The Federal Reserve just pulled back the curtain on what happened inside the June 16-17 FOMC meeting. The Committee voted unanimously to keep the federal funds rate parked at 3.5% to 3.75%, but behind that 12-0 consensus, a real argument was brewing about what comes next.
The minutes, published on July 8, show that a faction of participants pushed for immediate rate hikes. They didn’t get their way this time.
The inflation problem that won’t quit
The 12-month Personal Consumption Expenditures rate, the Fed’s preferred inflation gauge, clocked in at 3.8% in April. That’s nearly double the 2% target. Projections suggest the May reading could jump to 4.1%. The culprits are external: energy price shocks tied to geopolitical tensions and surging demand from the artificial intelligence buildout.
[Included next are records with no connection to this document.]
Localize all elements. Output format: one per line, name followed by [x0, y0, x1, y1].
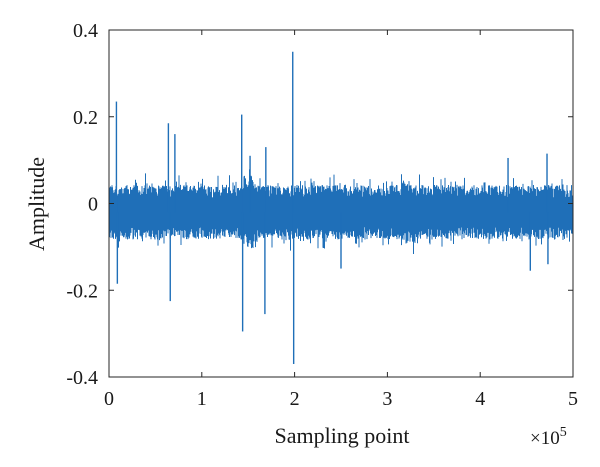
y-tick-label-2: 0 — [88, 194, 98, 216]
x-tick-label-4: 4 — [475, 388, 485, 410]
y-tick-label-1: -0.2 — [66, 280, 98, 302]
x-exponent-label: ×105 — [530, 425, 567, 449]
y-axis-label: Amplitude — [24, 157, 49, 251]
y-tick-label-0: -0.4 — [66, 367, 98, 389]
x-tick-label-1: 1 — [197, 388, 207, 410]
axes: 0 1 2 3 4 5 -0.4 -0.2 0 0.2 0.4 — [66, 20, 578, 410]
y-tick-label-4: 0.4 — [73, 20, 98, 42]
x-exponent-base: ×10 — [530, 428, 560, 449]
y-tick-label-3: 0.2 — [73, 107, 98, 129]
signal-series — [109, 51, 573, 364]
x-tick-label-0: 0 — [104, 388, 114, 410]
x-tick-label-2: 2 — [290, 388, 300, 410]
signal-noise-band — [109, 169, 573, 255]
x-axis-label: Sampling point — [274, 423, 409, 448]
x-exponent-power: 5 — [560, 425, 567, 440]
x-tick-label-3: 3 — [382, 388, 392, 410]
x-tick-label-5: 5 — [568, 388, 578, 410]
The labor market, meanwhile, isn’t giving the Fed much cover to act dovish. Unemployment held steady at 4.3%, and GDP growth remained solid, particularly in AI and productivity-adjacent sectors.
Most participants projected scenarios where inflation might eventually drift back toward 2% on its own. A few members clearly weren’t buying that optimistic read and wanted to tighten now rather than risk falling further behind the curve.
The rate has been unchanged since December 2025, making this a prolonged hold.
Kevin Warsh’s first act: hold the line
This meeting marked the first policy decision under newly appointed Chair Kevin Warsh. Warsh chose consensus over action, delivering a unanimous hold.
The “upside risks to price stability” language that appeared throughout the minutes is Fed-speak for “we’re more worried about inflation accelerating than slowing.”
What this means for crypto investors
Bitcoin traded in a range between $64,150 and $65,600 following the release of the minutes. Ether took a harder hit, declining approximately 3.6%.
The internal split revealed in these minutes is arguably more important than the rate decision itself. A unanimous hold where several members wanted to hike tells the market “we’re one bad inflation print away from tightening.”
The May PCE reading, expected to show a jump to 4.1%, becomes the next critical data point. If it confirms what the Fed fears, the hawks inside the committee will have ammunition to push for action at the July or September meeting.